Calling on the industry operators and stakeholders to adopt collaboration as an integral element towards improving Nigerian Content in the industry, the Country Chairman, Shell Petroleum Development Company of Nigeria Limited, Mr. Osagie Okunbor said that the company’s local content achievement ride on the strength of its collaboration with other stakeholders in the industry as well as the company’s vision for mutual benefit.

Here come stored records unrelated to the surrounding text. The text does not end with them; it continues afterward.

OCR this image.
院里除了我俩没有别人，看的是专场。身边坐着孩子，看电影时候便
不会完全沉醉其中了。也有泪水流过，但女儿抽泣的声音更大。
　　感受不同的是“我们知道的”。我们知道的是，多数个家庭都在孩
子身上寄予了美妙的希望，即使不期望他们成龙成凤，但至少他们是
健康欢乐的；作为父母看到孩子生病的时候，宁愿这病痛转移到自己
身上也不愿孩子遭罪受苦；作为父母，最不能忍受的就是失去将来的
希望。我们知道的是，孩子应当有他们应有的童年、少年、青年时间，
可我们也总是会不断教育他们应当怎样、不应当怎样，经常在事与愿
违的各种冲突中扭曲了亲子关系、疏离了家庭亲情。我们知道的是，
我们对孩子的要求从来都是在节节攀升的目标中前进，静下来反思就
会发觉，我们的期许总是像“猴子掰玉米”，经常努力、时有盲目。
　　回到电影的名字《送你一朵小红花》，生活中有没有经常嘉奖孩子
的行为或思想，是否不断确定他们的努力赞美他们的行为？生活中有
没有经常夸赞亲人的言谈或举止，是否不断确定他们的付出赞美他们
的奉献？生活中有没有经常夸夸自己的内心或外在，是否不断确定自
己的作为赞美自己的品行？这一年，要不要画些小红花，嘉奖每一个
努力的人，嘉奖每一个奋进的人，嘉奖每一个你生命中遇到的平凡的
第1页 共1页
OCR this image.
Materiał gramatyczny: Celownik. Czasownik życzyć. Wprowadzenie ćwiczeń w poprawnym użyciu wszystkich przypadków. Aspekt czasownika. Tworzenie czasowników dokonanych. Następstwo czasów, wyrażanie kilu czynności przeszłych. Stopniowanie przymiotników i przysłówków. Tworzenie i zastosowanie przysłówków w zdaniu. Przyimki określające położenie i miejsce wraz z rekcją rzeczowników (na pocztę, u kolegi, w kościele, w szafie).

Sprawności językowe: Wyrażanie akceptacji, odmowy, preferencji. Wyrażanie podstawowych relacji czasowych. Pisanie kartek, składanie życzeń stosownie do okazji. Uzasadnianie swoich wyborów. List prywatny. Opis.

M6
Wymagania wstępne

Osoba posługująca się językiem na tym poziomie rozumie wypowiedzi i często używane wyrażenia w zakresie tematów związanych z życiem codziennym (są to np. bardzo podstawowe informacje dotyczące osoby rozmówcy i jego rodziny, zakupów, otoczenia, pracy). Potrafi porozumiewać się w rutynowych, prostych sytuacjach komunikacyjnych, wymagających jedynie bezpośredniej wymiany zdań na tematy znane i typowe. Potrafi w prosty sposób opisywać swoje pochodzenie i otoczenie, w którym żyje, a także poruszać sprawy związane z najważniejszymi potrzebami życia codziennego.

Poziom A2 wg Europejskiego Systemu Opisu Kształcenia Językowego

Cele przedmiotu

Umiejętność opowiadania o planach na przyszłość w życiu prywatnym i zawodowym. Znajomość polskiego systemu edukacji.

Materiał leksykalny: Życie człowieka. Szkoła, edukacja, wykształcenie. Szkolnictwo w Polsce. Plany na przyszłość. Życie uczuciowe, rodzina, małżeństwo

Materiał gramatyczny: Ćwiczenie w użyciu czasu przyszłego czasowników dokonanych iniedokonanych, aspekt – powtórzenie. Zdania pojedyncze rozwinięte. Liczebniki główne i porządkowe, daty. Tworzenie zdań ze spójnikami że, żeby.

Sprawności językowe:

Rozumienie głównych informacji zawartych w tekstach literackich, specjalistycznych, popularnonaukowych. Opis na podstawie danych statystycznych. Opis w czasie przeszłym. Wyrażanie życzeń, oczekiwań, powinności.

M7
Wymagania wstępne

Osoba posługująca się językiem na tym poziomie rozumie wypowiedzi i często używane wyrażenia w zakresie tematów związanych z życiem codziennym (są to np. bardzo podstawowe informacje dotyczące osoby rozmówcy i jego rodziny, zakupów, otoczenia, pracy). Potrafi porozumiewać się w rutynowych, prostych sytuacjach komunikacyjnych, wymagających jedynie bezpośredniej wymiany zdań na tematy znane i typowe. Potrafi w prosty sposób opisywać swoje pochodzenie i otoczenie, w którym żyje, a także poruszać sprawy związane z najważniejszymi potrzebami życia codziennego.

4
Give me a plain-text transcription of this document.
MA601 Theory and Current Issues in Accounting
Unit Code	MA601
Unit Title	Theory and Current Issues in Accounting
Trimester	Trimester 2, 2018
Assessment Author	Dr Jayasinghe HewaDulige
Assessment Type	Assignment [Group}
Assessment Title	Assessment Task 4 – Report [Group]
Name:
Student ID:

He said, “Sustainable value is created through a collaborative framework that strengthens the inter-connected system that improves in-country value creation which includes the framework of research and development, education sector performance, human capacity development, strong manufacturing base, industrial sector performance. A good example of efforts aimed at strengthening a value creation system is the ongoing collaboration between SNEPCo and two Nigerian universities – University of Port Harcourt and the University of Ibadan.” The objective he said is to explore the possibility of reducing capital flight by using local materials and stimulating industry production with cross-sectoral linkages.
Welcoming participants to the 8th edition of the PNC forum, the Executive Secretary of NCDMB, Engr. Simbi Wabote noted that the Board’s achievements were largely made possible through collaboration with government agencies as well as other stakeholders in the sector. Stating some of the purposes the PNC serves for both participants as well as for the Board, Wabote said the workshops, seminars, conferences are designed to educate Nigerians on the Board’s activities. Adding that “it also creates room for people to see what Nigerians have been able to do over the years; to create room for interaction and for us, most importantly to get feedback from our various stakeholders on how we are expected to improve on our activities.”
Enumerating some of the Board’s achievement in 2018, Wabote said that “We are happy to report that we achieved the Egina FPSO integration. Others include the commencement of infrastructural development of our industrial parks and the international certification programme for 20 marine personnel. Another signature achievement under the technical support pillar is the provision of support to catalyse the establishment of the 5000 barrels per day modular refinery in Okigwe, Imo State. In all, it has been collaboration, collaboration all the way,” he said.
The Executive Secretary appreciated Bayelsa State Government for its immense and continuous support in hosting the annual event. He noted that the Board deeply appreciated the support it got from companies and said that stimulant for greater achievement on its assignment. He disclosed some of the Board’s plans for 2019 to include, “to support the establishment of at least two more modular refineries and participate in the LPG value chain, progress the infrastructural development of the industrial parks, finalise the review of offshore rig acquisition strategies and ensure the posting of the 20 trained marine personnel for one year international sea time training in fulfilment of the requirement for certificate of competency.”